One more about the Grace Hopper conference! This one's a critical look at presentations, since I attended a bunch of panels and some speakers were better than others.

The right way

One of the keynote speakers, Duy-Loan T. Le, was a brilliant orator. She held the audience captive. She had no powerpoint, no slides, nothing but a microphone. Her speech reminded me that far too often, presentations of one's work or ideas are focused on the text and images lit up on the screen. The right way to do it: focus on you, explaining and selling your work. A display is great for diagrams and supporting pictures. It's a bonus for clarifying points. But that's all it should be: support. Not the focus.

The wrong way: what not to do & how to fix it

The general approach to presentations these days assumes that the focus is on the slides, not the person talking. Personally, I watch the speaker. I'll glance over at the screen now and then. If I can't understand the talk because I'm not reading along on the slides, there's a serious problem.

  1. Never, ever read sentences directly off the slides. If you do, it means you have too much text on your slides. You can read directly from your notes. Your notes should not be posted on your slides.

  2. Talk slower than you think you should. Everyone in the audience appreciates an intelligible speaker.

  3. Make clean slides, both in terms of amount of content on any one slide and the content's format. This topic could fill a book; I've touched on it before. Use a font large enough for people to read from the back row. Use easy-to-read colors. Don't cram text and graphics into every empty space. If you're just going to gloss over a topic, you don't need paragraphs about it on your slides - particularly when you flip through your slides more quickly than people can read your paragraphs. What's the point of having so many words if no one is going to read them?

  4. Don't have paragraphs on your slides, period. If I want the novel, I'll email you for it, thanks. A presentation involves you and it involves you, presenting. I once sat through a presentation in which the speaker used a gimmick of little cartoon fishies with whom she "conversed" and who "helped explain" her topic. The fishies even made noise - yup, she found a garbled, irritating bubbling audio track. Multiple times, she told the audience, "I'll let my fish friends explain," and proceeded to stand quietly on the side of the stage as the audio track played. We, as the audience, were expected to sit there reading the slides.

  5. Proof-read your slides. At GHC, I saw the phrase "If you don't, know one else will."

  6. Unless you specifically know your audience will be full of programmers, don't put huge chunks of Java pseudocode in your slides. Even if you're giving a talk for an audience that is mostly technical women, your presentation needs to understandable by the non-programmers, at least on a general level.
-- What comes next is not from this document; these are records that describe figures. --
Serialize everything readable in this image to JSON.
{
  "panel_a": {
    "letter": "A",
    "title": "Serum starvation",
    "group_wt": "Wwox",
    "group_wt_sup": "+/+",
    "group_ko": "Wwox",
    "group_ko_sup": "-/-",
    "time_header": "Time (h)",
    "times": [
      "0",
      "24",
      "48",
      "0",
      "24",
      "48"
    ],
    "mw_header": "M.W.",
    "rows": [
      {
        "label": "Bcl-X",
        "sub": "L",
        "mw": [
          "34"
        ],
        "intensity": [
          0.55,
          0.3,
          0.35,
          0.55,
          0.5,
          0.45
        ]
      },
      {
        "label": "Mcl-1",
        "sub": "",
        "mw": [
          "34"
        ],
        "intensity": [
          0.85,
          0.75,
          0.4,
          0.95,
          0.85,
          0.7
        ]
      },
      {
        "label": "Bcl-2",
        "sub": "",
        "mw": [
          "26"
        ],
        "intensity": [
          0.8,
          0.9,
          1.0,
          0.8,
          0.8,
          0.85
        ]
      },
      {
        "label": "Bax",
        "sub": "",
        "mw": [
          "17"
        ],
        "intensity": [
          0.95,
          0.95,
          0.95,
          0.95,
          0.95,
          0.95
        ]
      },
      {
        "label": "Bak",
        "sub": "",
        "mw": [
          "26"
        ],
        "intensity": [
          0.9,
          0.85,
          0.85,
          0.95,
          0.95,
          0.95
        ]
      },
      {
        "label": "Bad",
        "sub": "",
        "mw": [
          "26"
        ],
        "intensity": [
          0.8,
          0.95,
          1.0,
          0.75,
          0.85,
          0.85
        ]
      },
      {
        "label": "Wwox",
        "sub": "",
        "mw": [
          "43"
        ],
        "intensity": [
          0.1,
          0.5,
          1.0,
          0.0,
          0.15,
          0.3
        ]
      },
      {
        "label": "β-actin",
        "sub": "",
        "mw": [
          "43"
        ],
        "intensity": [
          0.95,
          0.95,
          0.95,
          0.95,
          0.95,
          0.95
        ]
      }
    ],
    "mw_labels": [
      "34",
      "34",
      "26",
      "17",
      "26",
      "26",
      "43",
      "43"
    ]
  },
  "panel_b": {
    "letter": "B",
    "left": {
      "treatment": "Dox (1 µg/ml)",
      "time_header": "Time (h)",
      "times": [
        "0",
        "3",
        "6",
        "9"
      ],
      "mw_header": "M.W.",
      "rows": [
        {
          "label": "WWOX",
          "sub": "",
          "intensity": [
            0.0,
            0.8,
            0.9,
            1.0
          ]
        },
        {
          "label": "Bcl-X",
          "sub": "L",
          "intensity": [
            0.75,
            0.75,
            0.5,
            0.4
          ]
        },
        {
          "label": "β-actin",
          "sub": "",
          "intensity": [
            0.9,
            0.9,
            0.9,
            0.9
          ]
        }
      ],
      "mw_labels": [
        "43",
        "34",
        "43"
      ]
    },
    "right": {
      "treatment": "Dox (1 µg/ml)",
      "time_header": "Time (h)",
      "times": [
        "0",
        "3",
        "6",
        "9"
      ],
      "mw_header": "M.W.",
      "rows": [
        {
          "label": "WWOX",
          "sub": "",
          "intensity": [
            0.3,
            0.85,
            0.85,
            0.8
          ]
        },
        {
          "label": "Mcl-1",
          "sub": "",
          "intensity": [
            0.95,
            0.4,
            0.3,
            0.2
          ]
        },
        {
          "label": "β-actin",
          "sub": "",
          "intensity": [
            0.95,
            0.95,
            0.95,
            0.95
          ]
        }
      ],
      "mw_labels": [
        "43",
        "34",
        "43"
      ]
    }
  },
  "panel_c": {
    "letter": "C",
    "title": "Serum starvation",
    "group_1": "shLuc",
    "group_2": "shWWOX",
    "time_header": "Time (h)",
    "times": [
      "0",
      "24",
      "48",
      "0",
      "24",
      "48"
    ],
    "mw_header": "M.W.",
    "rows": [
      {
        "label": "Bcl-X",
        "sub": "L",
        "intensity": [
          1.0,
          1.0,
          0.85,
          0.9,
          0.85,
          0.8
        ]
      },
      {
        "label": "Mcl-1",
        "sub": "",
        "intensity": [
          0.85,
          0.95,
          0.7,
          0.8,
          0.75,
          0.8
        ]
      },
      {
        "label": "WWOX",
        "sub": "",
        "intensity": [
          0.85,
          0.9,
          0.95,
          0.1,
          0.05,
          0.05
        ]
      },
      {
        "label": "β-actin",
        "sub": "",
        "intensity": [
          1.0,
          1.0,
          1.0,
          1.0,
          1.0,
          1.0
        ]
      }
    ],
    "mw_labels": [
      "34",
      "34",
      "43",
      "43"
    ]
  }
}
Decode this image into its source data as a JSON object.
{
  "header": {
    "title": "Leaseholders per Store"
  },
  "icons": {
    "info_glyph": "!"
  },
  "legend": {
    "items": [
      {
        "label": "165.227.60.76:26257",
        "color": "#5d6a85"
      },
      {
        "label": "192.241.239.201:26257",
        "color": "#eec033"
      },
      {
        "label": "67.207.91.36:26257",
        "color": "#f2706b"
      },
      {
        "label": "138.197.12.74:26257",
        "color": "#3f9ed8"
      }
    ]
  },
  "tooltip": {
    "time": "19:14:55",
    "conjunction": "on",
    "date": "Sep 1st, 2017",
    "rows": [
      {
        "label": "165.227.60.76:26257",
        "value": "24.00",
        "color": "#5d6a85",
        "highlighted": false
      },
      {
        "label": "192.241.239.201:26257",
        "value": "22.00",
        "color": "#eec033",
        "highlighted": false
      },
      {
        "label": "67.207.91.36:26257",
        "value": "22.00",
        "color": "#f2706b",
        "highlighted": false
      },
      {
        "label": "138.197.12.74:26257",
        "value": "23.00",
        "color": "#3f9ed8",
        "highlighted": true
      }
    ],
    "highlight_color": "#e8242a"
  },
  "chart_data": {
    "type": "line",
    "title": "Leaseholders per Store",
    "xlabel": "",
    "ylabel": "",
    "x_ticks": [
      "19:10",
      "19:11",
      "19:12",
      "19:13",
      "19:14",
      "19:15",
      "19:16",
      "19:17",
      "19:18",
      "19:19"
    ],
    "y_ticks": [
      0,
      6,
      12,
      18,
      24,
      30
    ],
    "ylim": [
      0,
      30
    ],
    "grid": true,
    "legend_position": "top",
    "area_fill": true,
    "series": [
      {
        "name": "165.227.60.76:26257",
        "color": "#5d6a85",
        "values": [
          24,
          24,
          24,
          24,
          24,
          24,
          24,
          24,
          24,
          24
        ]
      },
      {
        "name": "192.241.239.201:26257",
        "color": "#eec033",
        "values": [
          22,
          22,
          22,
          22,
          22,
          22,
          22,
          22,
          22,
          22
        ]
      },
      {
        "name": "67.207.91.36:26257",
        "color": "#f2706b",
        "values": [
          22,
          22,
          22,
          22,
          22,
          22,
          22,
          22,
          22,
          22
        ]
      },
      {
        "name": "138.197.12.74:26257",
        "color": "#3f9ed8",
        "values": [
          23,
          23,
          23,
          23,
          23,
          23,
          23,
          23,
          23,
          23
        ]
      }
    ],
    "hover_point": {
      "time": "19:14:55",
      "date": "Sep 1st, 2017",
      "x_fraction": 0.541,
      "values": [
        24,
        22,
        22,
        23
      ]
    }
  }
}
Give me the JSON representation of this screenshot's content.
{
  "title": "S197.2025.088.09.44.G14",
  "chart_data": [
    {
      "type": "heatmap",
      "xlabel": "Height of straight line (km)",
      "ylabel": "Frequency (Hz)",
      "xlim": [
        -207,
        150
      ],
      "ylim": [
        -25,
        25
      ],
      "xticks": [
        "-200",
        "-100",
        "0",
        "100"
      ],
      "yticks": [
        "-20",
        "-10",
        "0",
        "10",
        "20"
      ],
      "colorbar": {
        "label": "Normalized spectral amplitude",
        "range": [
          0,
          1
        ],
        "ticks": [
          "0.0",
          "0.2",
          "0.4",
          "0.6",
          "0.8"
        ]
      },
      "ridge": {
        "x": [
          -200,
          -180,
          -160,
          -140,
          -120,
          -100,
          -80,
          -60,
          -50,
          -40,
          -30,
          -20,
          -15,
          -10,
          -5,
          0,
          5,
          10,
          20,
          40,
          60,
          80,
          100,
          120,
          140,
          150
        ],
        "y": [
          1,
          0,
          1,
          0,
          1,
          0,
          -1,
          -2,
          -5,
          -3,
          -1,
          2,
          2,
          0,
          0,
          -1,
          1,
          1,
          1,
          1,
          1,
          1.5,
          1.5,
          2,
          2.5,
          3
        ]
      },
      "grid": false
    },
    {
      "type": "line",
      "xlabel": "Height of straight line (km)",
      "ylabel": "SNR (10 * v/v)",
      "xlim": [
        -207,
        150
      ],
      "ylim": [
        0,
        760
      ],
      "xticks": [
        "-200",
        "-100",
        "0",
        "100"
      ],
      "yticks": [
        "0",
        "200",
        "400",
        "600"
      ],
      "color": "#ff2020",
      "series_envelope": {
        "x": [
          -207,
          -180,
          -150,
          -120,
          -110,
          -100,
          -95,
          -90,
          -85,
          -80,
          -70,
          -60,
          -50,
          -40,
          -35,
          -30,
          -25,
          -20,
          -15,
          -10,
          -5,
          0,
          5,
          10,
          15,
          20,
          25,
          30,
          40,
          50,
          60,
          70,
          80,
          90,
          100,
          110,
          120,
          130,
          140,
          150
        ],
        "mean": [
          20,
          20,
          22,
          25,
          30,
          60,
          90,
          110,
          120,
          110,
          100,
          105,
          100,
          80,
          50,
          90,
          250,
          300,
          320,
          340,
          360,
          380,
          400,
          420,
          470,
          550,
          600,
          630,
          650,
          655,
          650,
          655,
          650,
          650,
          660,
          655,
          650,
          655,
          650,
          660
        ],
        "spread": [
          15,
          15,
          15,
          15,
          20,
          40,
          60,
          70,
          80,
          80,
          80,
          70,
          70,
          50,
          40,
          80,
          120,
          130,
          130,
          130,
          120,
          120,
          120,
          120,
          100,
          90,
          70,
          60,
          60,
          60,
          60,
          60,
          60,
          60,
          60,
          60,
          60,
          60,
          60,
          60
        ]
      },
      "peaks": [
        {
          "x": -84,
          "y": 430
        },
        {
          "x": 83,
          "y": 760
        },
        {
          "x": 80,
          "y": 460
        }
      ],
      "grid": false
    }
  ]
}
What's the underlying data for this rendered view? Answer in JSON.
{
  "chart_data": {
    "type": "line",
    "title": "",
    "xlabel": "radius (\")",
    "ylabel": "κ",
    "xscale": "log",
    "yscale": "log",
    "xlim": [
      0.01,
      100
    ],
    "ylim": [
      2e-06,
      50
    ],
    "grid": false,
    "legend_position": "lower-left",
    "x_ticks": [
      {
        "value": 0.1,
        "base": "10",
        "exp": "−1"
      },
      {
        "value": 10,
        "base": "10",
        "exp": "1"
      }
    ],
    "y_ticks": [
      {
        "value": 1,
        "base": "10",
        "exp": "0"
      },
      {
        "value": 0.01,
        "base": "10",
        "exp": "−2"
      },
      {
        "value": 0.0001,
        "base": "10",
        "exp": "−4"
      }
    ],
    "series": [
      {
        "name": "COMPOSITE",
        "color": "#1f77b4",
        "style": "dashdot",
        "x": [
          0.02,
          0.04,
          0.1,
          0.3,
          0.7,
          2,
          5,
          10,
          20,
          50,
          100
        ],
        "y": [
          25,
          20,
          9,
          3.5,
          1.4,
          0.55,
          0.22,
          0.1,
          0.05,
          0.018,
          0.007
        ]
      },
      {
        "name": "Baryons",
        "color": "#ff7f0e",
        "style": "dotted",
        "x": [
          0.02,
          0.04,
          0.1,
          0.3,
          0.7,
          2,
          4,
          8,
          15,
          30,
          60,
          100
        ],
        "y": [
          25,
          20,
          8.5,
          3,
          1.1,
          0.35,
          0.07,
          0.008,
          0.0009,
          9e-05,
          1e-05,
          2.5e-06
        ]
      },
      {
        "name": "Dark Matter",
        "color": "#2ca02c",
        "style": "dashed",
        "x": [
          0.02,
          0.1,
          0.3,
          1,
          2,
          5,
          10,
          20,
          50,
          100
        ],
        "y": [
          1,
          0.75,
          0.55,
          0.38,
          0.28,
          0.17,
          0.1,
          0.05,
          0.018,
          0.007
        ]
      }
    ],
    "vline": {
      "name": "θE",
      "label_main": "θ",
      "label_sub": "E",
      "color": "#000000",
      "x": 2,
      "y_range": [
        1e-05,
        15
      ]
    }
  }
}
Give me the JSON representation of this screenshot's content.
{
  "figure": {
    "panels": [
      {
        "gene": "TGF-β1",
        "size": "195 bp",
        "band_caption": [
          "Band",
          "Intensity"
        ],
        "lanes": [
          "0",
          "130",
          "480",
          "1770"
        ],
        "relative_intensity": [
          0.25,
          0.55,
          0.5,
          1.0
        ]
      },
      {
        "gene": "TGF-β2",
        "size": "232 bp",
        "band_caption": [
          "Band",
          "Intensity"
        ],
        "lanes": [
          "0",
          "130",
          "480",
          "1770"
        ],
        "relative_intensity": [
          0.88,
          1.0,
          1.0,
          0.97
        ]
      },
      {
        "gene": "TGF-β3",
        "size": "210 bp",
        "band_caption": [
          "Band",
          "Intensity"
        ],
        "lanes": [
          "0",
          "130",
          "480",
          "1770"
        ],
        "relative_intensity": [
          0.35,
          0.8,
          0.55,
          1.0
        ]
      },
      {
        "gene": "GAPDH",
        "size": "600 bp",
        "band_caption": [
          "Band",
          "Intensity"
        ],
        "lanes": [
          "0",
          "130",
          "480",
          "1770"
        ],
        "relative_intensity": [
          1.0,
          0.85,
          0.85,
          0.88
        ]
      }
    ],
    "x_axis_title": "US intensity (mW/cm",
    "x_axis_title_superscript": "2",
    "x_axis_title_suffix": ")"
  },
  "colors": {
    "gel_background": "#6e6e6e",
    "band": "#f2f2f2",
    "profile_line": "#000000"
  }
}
Similarly, if you're going to include technical details, don't gloss over them using unexplained technical terminology to "give the flavor," because all the audience learns is that they don't know the jargon.

  7. Insist on a mobile microphone and/or a laser pointer. Sometimes you don't have a choice, such as at GHC this year. Tied to a specific location on the stage, you're unable to gesture at your slides or point to them except in a vague, flailing manner, and unable to be heard unless you're rigidly standing in one spot. A laser pointer and and a mobile mic add flexibility and allow you to more easily incorporate your slides into your talk.